On a smaller lattice, to see what is happening:
I would encourage you to thrown in print statements throughout to see what values each variable is holding. Trying it out on smaller lattices will help you understand how this works.
EDIT:
I'm going to let you figure out the specifics, but I would wrap this in a function like follows. It sets up the function, then prepares empty steps and histories lists to hold the results of each run. We run the function, then append the results to those lists.
创建网格的部分没问题(尽管您使用了两次 traps - 我想您不需要第一行,第四行应该是 grid[traps]=0)代码>)。

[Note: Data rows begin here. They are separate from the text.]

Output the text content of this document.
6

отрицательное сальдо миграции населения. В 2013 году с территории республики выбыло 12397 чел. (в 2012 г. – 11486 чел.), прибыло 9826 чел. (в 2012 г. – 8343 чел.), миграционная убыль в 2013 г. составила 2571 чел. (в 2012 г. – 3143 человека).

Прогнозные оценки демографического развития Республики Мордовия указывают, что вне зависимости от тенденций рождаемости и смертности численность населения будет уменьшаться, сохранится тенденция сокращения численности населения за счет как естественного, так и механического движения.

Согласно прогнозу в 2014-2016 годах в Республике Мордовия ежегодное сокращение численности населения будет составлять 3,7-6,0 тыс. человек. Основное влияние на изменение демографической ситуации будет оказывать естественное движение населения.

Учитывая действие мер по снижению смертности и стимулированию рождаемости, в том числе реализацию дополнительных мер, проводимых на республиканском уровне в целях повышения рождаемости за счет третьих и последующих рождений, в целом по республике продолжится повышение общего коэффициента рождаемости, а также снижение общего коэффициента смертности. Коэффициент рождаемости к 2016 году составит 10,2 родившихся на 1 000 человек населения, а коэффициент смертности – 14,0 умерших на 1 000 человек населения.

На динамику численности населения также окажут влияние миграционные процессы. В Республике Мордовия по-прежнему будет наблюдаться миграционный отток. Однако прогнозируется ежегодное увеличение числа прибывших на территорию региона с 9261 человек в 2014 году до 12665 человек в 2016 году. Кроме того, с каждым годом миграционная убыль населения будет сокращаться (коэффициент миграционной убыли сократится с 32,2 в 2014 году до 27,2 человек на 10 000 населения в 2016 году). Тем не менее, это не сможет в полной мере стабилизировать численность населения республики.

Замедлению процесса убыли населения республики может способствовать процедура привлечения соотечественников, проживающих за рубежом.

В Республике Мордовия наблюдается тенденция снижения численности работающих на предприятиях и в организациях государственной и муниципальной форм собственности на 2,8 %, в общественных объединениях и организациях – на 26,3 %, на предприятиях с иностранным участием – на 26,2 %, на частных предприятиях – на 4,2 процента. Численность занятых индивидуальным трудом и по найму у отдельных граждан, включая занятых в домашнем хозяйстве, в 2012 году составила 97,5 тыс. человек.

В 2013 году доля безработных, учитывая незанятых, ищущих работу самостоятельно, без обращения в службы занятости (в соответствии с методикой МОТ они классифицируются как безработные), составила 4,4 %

然后根据问题你必须放一个分子并让它在网格上行走,而你的程序的这一部分是完全错误的。您需要做的是找到分子的随机起点(可能使用 sc.random.randint(pos) ),然后计算分子在落入陷阱之前所迈出的步数。一维随机游走的步骤可以向左 (
starting_point - 1) 或向右 (starting_point + 1)。您必须在[-1, +1]之间随机选择,将步骤添加到网格上分子的索引,如果生成的索引在网格上看起来是空闲的,则增加您的自由变量。如果结果索引命中陷阱,则将free变量附加到steps_count列表中。为了回答你的第二个问题,如果你将
index % pos除法的余数作为分子的索引,周期性边界条件可以无缝地应用于网格。The part where the grid is created is OK (although you used
trapstwice - I suppose you don't need the 1st line and the 4th line should begrid[traps]=0).Then according to the problem you have to put a molecule and make it walk on the grid, and this part of your program is completely wrong. What you need to do is find a random starting point for the molecule (with
sc.random.randint(pos)maybe), and then count the number of steps the molecule makes before falling in a trap. Steps in 1d random walk can be either to the left (starting_point - 1) or to the right (starting_point + 1). You have to choose randomly between[-1, +1], add the step to the index of the molecule on the grid and if the resultant index appears to be free on the grid then increment yourfreevariable. If the resultant index hits the trap, then append thefreevariable to thesteps_countlist.To answer your second question, periodic boundary conditions can be applied seamlessly to the grid if you take the remainder of
index % posdivision as the index of the molecule.